I'm going to put some up this year, and we're getting a tree when my
mom comes. I think we'll make construction paper ornaments, though, and
no presents under the tree until the night before. Age two and impulse
control are relative strangers to one another, but Christmas can e a lot of fun when you have little kids, I'm finding.
Here are a couple of old pictures
from early October. I can't believe how much
younger O looked just 6 weeks ago! I'm still undecided on the picture issue, but for now, I think I'll at least brand them so they're a little harder to steal.
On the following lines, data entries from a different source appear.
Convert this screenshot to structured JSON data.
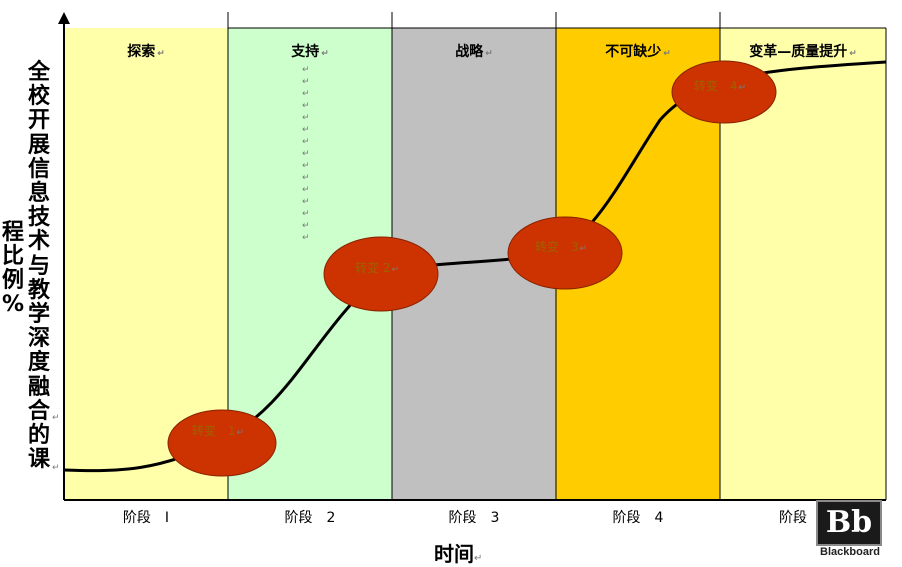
{
  "stages": [
    {
      "title": "探索",
      "label": "阶段　I",
      "color": "#ffffaa"
    },
    {
      "title": "支持",
      "label": "阶段　2",
      "color": "#ccffcc"
    },
    {
      "title": "战略",
      "label": "阶段　3",
      "color": "#c0c0c0"
    },
    {
      "title": "不可缺少",
      "label": "阶段　4",
      "color": "#ffcc00"
    },
    {
      "title": "变革—质量提升",
      "label": "阶段",
      "color": "#ffffaa"
    }
  ],
  "transitions": [
    {
      "label": "转变　1"
    },
    {
      "label": "转变 2"
    },
    {
      "label": "转变　3"
    },
    {
      "label": "转变　4"
    }
  ],
  "y_axis_title_lines": [
    "全校开展信息技术与教学深度融合的课",
    "程比例%"
  ],
  "x_axis_title": "时间",
  "paragraph_mark": "↵",
  "logo": {
    "mark": "Bb",
    "text": "Blackboard"
  },
  "colors": {
    "transition_fill": "#cc3300",
    "curve": "#000000"
  }
}
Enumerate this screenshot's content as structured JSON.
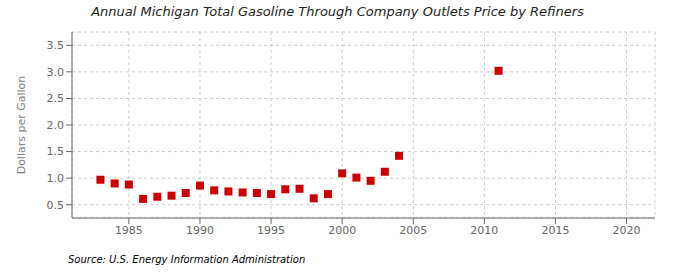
{
  "chart_data": {
    "type": "scatter",
    "title": "Annual Michigan Total Gasoline Through Company Outlets Price by Refiners",
    "y_label": "Dollars per Gallon",
    "annotations": [
      "Source: U.S. Energy Information Administration"
    ],
    "x": [
      1983,
      1984,
      1985,
      1986,
      1987,
      1988,
      1989,
      1990,
      1991,
      1992,
      1993,
      1994,
      1995,
      1996,
      1997,
      1998,
      1999,
      2000,
      2001,
      2002,
      2003,
      2004,
      2011
    ],
    "values": [
      0.97,
      0.9,
      0.88,
      0.61,
      0.65,
      0.67,
      0.72,
      0.86,
      0.77,
      0.75,
      0.73,
      0.72,
      0.7,
      0.79,
      0.8,
      0.62,
      0.7,
      1.09,
      1.01,
      0.95,
      1.12,
      1.42,
      3.02
    ],
    "color": "#cc0000",
    "marker": "square",
    "xlim": [
      1981,
      2022
    ],
    "ylim": [
      0.25,
      3.75
    ],
    "xticks": [
      1985,
      1990,
      1995,
      2000,
      2005,
      2010,
      2015,
      2020
    ],
    "yticks": [
      0.5,
      {
        "value": 1.0,
        "label": "1.0"
      },
      1.5,
      {
        "value": 2.0,
        "label": "2.0"
      },
      2.5,
      {
        "value": 3.0,
        "label": "3.0"
      },
      3.5
    ],
    "grid": true
  }
}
I think your feelings make complete and total sense. I find it interesting that when I was dealing with the uncertainty and pain of infertility, it was important to me to look young, healthy, and, I dunno -vibrant? on the outside. I needed that desperately, because on the inside I was a total mess, and felt like my chance to have my body do something other than let me down was slipping away. It is only now, now that I have those children, and now that I come from a relative place of strength, with the support of a loving spouse, that I can accept how my body changes and see it as something other than a betrayal. There's a lot that's not settled for you right now I'm sure, a lot of unknowns and a lot of new territory. I think if you'd feel better getting your old hair back, than you should go for it without hesitation, and with an open mind about how you might approach it at any point in the future. Thanks for the reminder that we all come at these types of dilemmas from different places and for different reasons.